The opening balance of the accumulated fund is the sum of profits of all the years since commencement after withdrawing any losses.
The Financial Accounting Standards Board (FASB) requires the non-profit organization to show two classes of net assets.
- Donations with restrictions
- Donations without restrictions.
Donations with restrictions:
These donations are restricted to a specific purpose or project and the organization are bound to use these funds for that specific purpose and to meet the specific expenses.
The donor may restrict the use of his donations through an agreement with the NPO. These funds are then classified separately as special funds.

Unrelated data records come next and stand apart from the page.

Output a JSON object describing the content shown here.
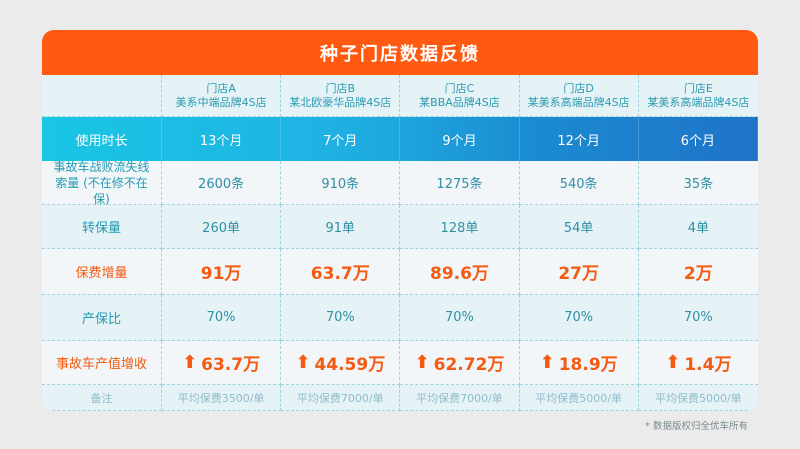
{
  "title": "种子门店数据反馈",
  "headers": [
    {
      "store": "门店A",
      "desc": "美系中端品牌4S店"
    },
    {
      "store": "门店B",
      "desc": "某北欧豪华品牌4S店"
    },
    {
      "store": "门店C",
      "desc": "某BBA品牌4S店"
    },
    {
      "store": "门店D",
      "desc": "某美系高端品牌4S店"
    },
    {
      "store": "门店E",
      "desc": "某美系高端品牌4S店"
    }
  ],
  "rows": {
    "usage": {
      "label": "使用时长",
      "values": [
        "13个月",
        "7个月",
        "9个月",
        "12个月",
        "6个月"
      ]
    },
    "leads": {
      "label": "事故车战败流失线索量 (不在修不在保)",
      "values": [
        "2600条",
        "910条",
        "1275条",
        "540条",
        "35条"
      ]
    },
    "transfer": {
      "label": "转保量",
      "values": [
        "260单",
        "91单",
        "128单",
        "54单",
        "4单"
      ]
    },
    "premium": {
      "label": "保费增量",
      "values": [
        "91万",
        "63.7万",
        "89.6万",
        "27万",
        "2万"
      ]
    },
    "ratio": {
      "label": "产保比",
      "values": [
        "70%",
        "70%",
        "70%",
        "70%",
        "70%"
      ]
    },
    "revenue": {
      "label": "事故车产值增收",
      "arrow": "⬆",
      "values": [
        "63.7万",
        "44.59万",
        "62.72万",
        "18.9万",
        "1.4万"
      ]
    },
    "note": {
      "label": "备注",
      "values": [
        "平均保费3500/单",
        "平均保费7000/单",
        "平均保费7000/单",
        "平均保费5000/单",
        "平均保费5000/单"
      ]
    }
  },
  "footer": "* 数据版权归全优车所有",
  "colors": {
    "orange": "#ff5a10",
    "blue_start": "#19c6e4",
    "blue_end": "#1f73c7",
    "teal_text": "#2b9ab0"
  }
}
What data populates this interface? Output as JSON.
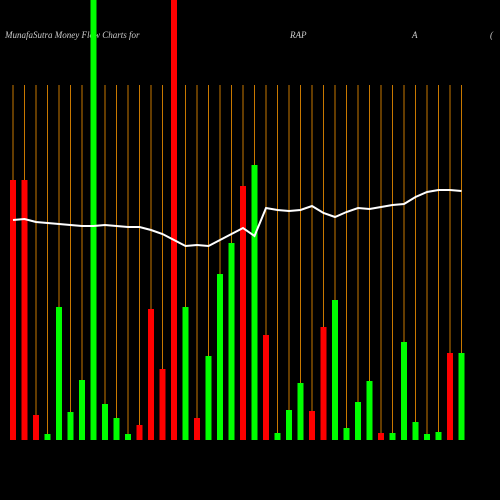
{
  "title_parts": [
    "MunafaSutra  Money Flow  Charts for",
    "RAP",
    "A",
    "("
  ],
  "chart_data": {
    "type": "bar",
    "categories": [
      null,
      null,
      null,
      null,
      null,
      null,
      null,
      null,
      null,
      null,
      null,
      null,
      null,
      null,
      null,
      null,
      null,
      null,
      null,
      null,
      null,
      null,
      null,
      null,
      null,
      null,
      null,
      null,
      null,
      null,
      null,
      null,
      null,
      null,
      null,
      null,
      null,
      null,
      null,
      null
    ],
    "series": [
      {
        "values": [
          260,
          260,
          25,
          6,
          133,
          28,
          60,
          440,
          36,
          22,
          6,
          15,
          131,
          71,
          440,
          133,
          22,
          84,
          166,
          197,
          254,
          275,
          105,
          7,
          30,
          57,
          29,
          113,
          140,
          12,
          38,
          59,
          7,
          7,
          98,
          18,
          6,
          8,
          87,
          87
        ],
        "colors": [
          "#ff0000",
          "#ff0000",
          "#ff0000",
          "#00ff00",
          "#00ff00",
          "#00ff00",
          "#00ff00",
          "#00ff00",
          "#00ff00",
          "#00ff00",
          "#00ff00",
          "#ff0000",
          "#ff0000",
          "#ff0000",
          "#ff0000",
          "#00ff00",
          "#ff0000",
          "#00ff00",
          "#00ff00",
          "#00ff00",
          "#ff0000",
          "#00ff00",
          "#ff0000",
          "#00ff00",
          "#00ff00",
          "#00ff00",
          "#ff0000",
          "#ff0000",
          "#00ff00",
          "#00ff00",
          "#00ff00",
          "#00ff00",
          "#ff0000",
          "#00ff00",
          "#00ff00",
          "#00ff00",
          "#00ff00",
          "#00ff00",
          "#ff0000",
          "#00ff00"
        ]
      },
      {
        "type": "line",
        "color": "#ffffff",
        "values": [
          220,
          221,
          218,
          217,
          216,
          215,
          214,
          214,
          215,
          214,
          213,
          213,
          210,
          206,
          200,
          194,
          195,
          194,
          200,
          206,
          212,
          204,
          232,
          230,
          229,
          230,
          234,
          227,
          223,
          228,
          232,
          231,
          233,
          235,
          236,
          243,
          248,
          250,
          250,
          249
        ]
      }
    ],
    "gridline_color": "#c87800"
  }
}
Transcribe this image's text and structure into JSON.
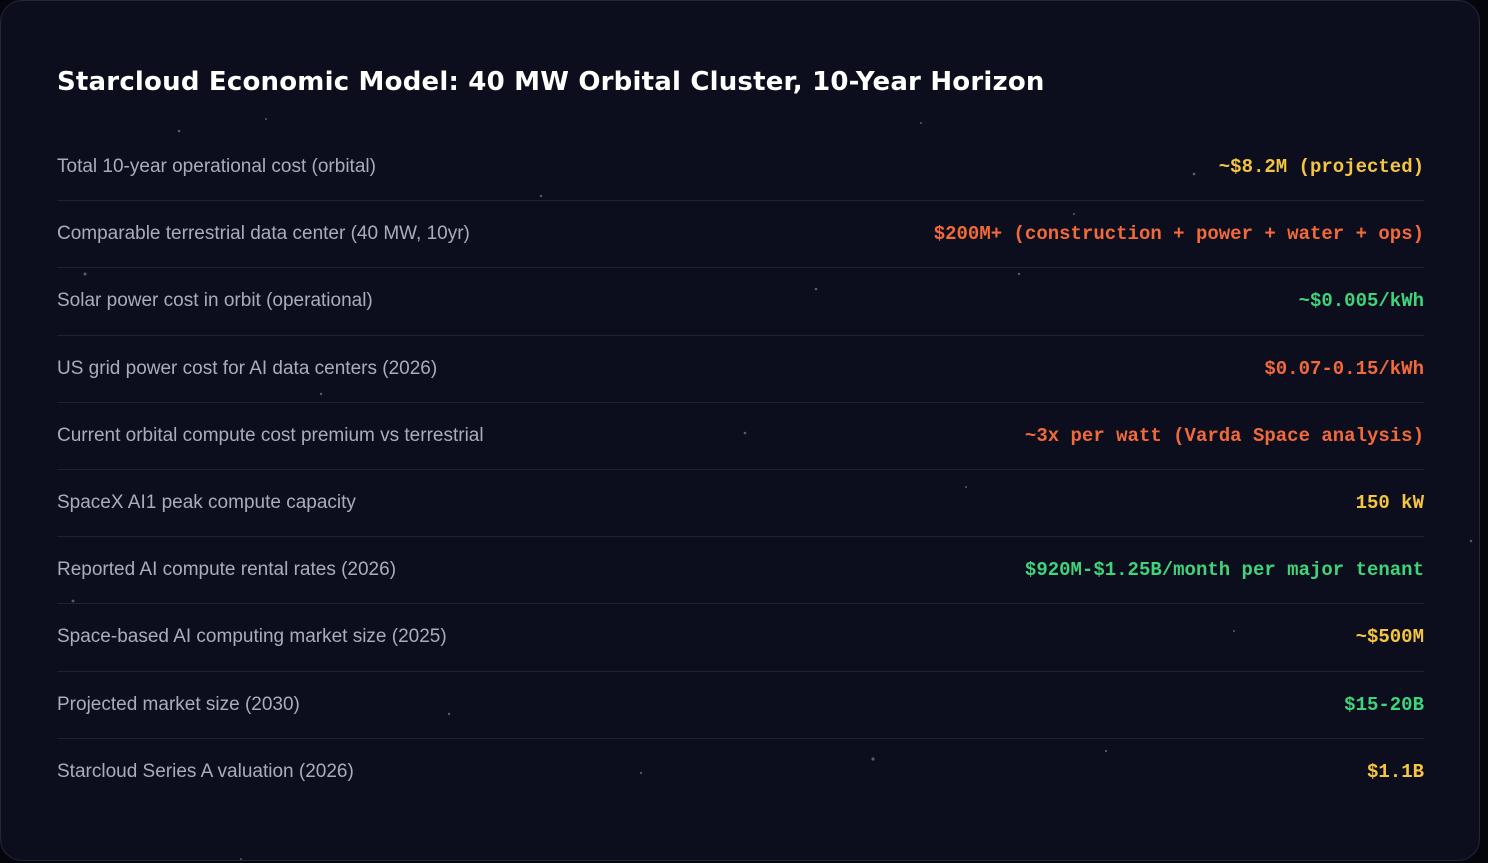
{
  "header": {
    "title": "Starcloud Economic Model: 40 MW Orbital Cluster, 10-Year Horizon"
  },
  "table": {
    "rows": [
      {
        "label": "Total 10-year operational cost (orbital)",
        "value": "~$8.2M (projected)",
        "color": "#f5c542"
      },
      {
        "label": "Comparable terrestrial data center (40 MW, 10yr)",
        "value": "$200M+ (construction + power + water + ops)",
        "color": "#f2693a"
      },
      {
        "label": "Solar power cost in orbit (operational)",
        "value": "~$0.005/kWh",
        "color": "#3fd37a"
      },
      {
        "label": "US grid power cost for AI data centers (2026)",
        "value": "$0.07-0.15/kWh",
        "color": "#f2693a"
      },
      {
        "label": "Current orbital compute cost premium vs terrestrial",
        "value": "~3x per watt (Varda Space analysis)",
        "color": "#f2693a"
      },
      {
        "label": "SpaceX AI1 peak compute capacity",
        "value": "150 kW",
        "color": "#f5c542"
      },
      {
        "label": "Reported AI compute rental rates (2026)",
        "value": "$920M-$1.25B/month per major tenant",
        "color": "#3fd37a"
      },
      {
        "label": "Space-based AI computing market size (2025)",
        "value": "~$500M",
        "color": "#f5c542"
      },
      {
        "label": "Projected market size (2030)",
        "value": "$15-20B",
        "color": "#3fd37a"
      },
      {
        "label": "Starcloud Series A valuation (2026)",
        "value": "$1.1B",
        "color": "#f5c542"
      }
    ]
  }
}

Therefore, any income which is derived from this particular purpose special funds or if any profit or loss occurred from the sale of such investments will not be included in the accumulated fund but it will be credited to the special fund account.
For example, donation received for the completion of a building, funds for a clean water project.
Donations without restrictions:
These donations are not restricted and the organization may use it on any project or a purpose of their picking.
The change in net assets or accumulated funds can be calculated by using the statement of activities which works in a similar way to the income statement. It is one of the main parts of the financial statements of a non-profit organization
The revenues generated and donations received are divided between donation without restrictions and donation with restrictions and the expenses incurred in generating the income are allocated to the respective class.
The following is an example of a statement of activity
Revenues | With restrictions | Without restrictions | Total |
Donation | 80,000 | 100,000 | 180,000 |
Membership | – | 500,000 | 500,000 |
Expenses | |||
Administrative | 20,000 | 50,000 | 70,000 |
Operating | 40,000 | 5,000 | 45,000 |
Change in net assets | 20,000 | 545,000 | 565,000 |
Add opening balance | 10,000 | 300,000 | 310,000 |
Closing balance | 30,000 | 845,000 | 875,000 |
Accumulated funds can also convert into accumulated loss if, over several periods of years, the non-profit organization faces a deficit in its statement of activities.
This states that the NPO is expending more money than it can raise through donations and receipts, this can lead to liquidity problems and is also an indicator of bankruptcy.
The organizations will then have to acquire loans to further continue the activities or they will have to cater to events that will encourage an inflow of funds in the form of donations and subscriptions.